The New York Times, The Washington Post and The Wall Street Journal all took hits and The Christian Science Monitor will be publishing its last print edition. In addition, staffers at the WSJ learned that they would be judged by the breaking news they produce for the WSJ wire and not the days and week dedicated to projects.
Is it Friday yet?
For staffers at The New York Times, The Washington Post and The Wall Street Journal, this week can’t end soon enough.

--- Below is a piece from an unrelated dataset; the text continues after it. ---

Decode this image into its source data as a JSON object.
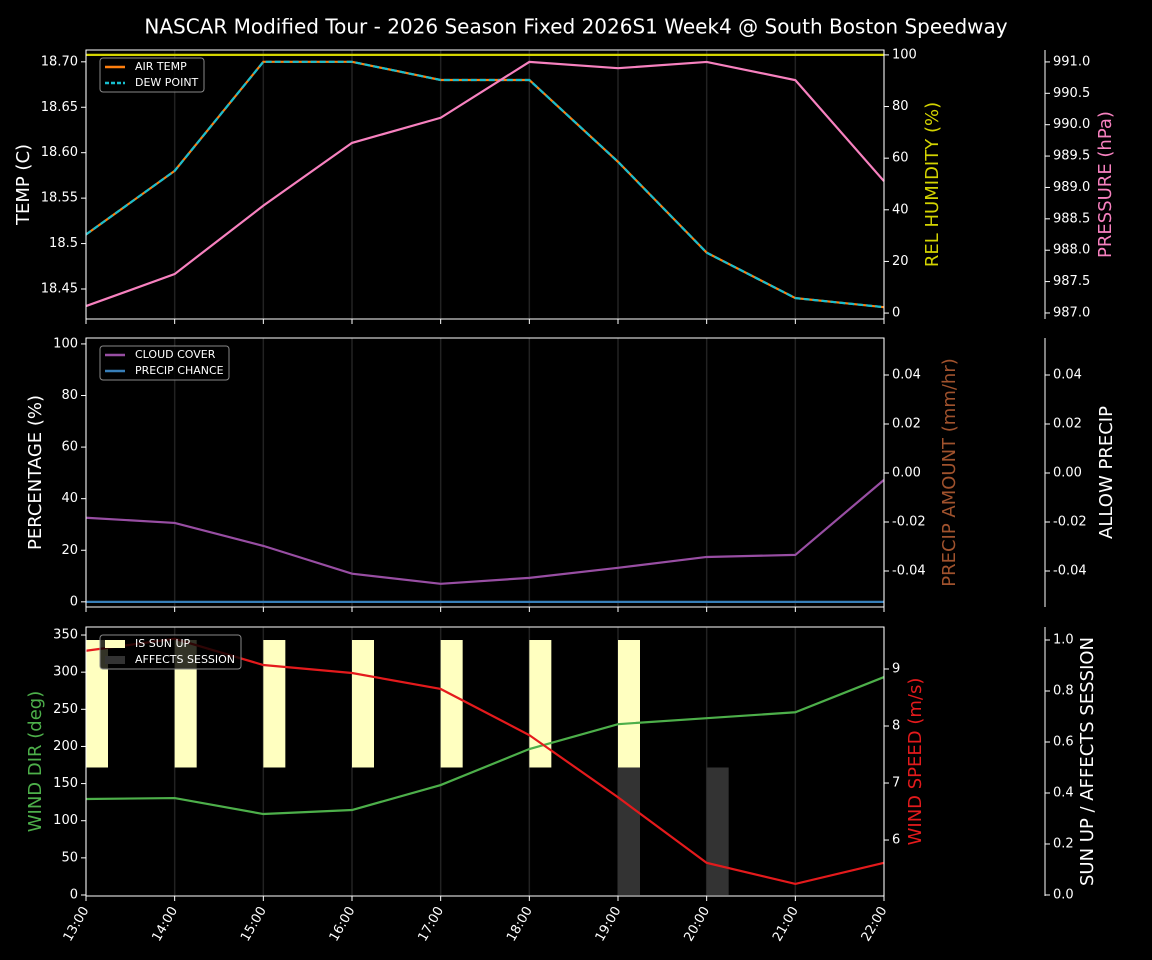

On Monday, news broke that The Wall Street Journal was losing two top investigative reporters. On Tuesday, President Barack Obama snubbed reporters from the big dailies at his primetime press conference. On Wednesday, Washington Post Co. Chairman Donald Graham signaled to shareholders that 2009 would be worse than the previous year.
On Thursday, the Times and the Post announced broad cost-cutting measures and plans for reductions in staff. And Friday will bring the final print edition of the Christian Science Monitor.
The Times handed out pink slips Thursday morning to about 100 staffers on the paper’s business side.
For those Times staffers who didn’t get the ax, there was still unpleasant news in memo form: a 5 percent pay cut beginning in April. The consolation: Staffers will now receive an additional 10 days off annually.
In a memo to staff, New York Times Co. Chairman Arthur Sulzberger Jr. and CEO Janet Robinson wrote that the “economic outlook and the changes occurring in the media business” were forcing the company to “take even more steps to lower costs.”
At the Post, Graham offered a similarly grim view.
"The familiar problems of the newspaper industry — declining readership and the loss of classified — are now made worse by bankrupt advertisers," Graham wrote in a letter to shareholders on Wednesday. "The newspaper will lose substantial money in 2009. Some will be non-cash accelerated depreciation because we will be closing a printing plant. Most will be real losses."
Given expectations of a “substantial” loss, few were surprised when the paper’s top brass — Post publisher Katharine Weymouth and executive editor Marcus Brauchli — notified staff that they’d be offering another voluntary buyout package. It’s the fourth time since 2003 that the Post has offered buyouts.
Edward Atorino, a media analyst with Benchmark Co., said the cutbacks at the Times and Post “reinforc[e] the fact that business is getting worse, not better.”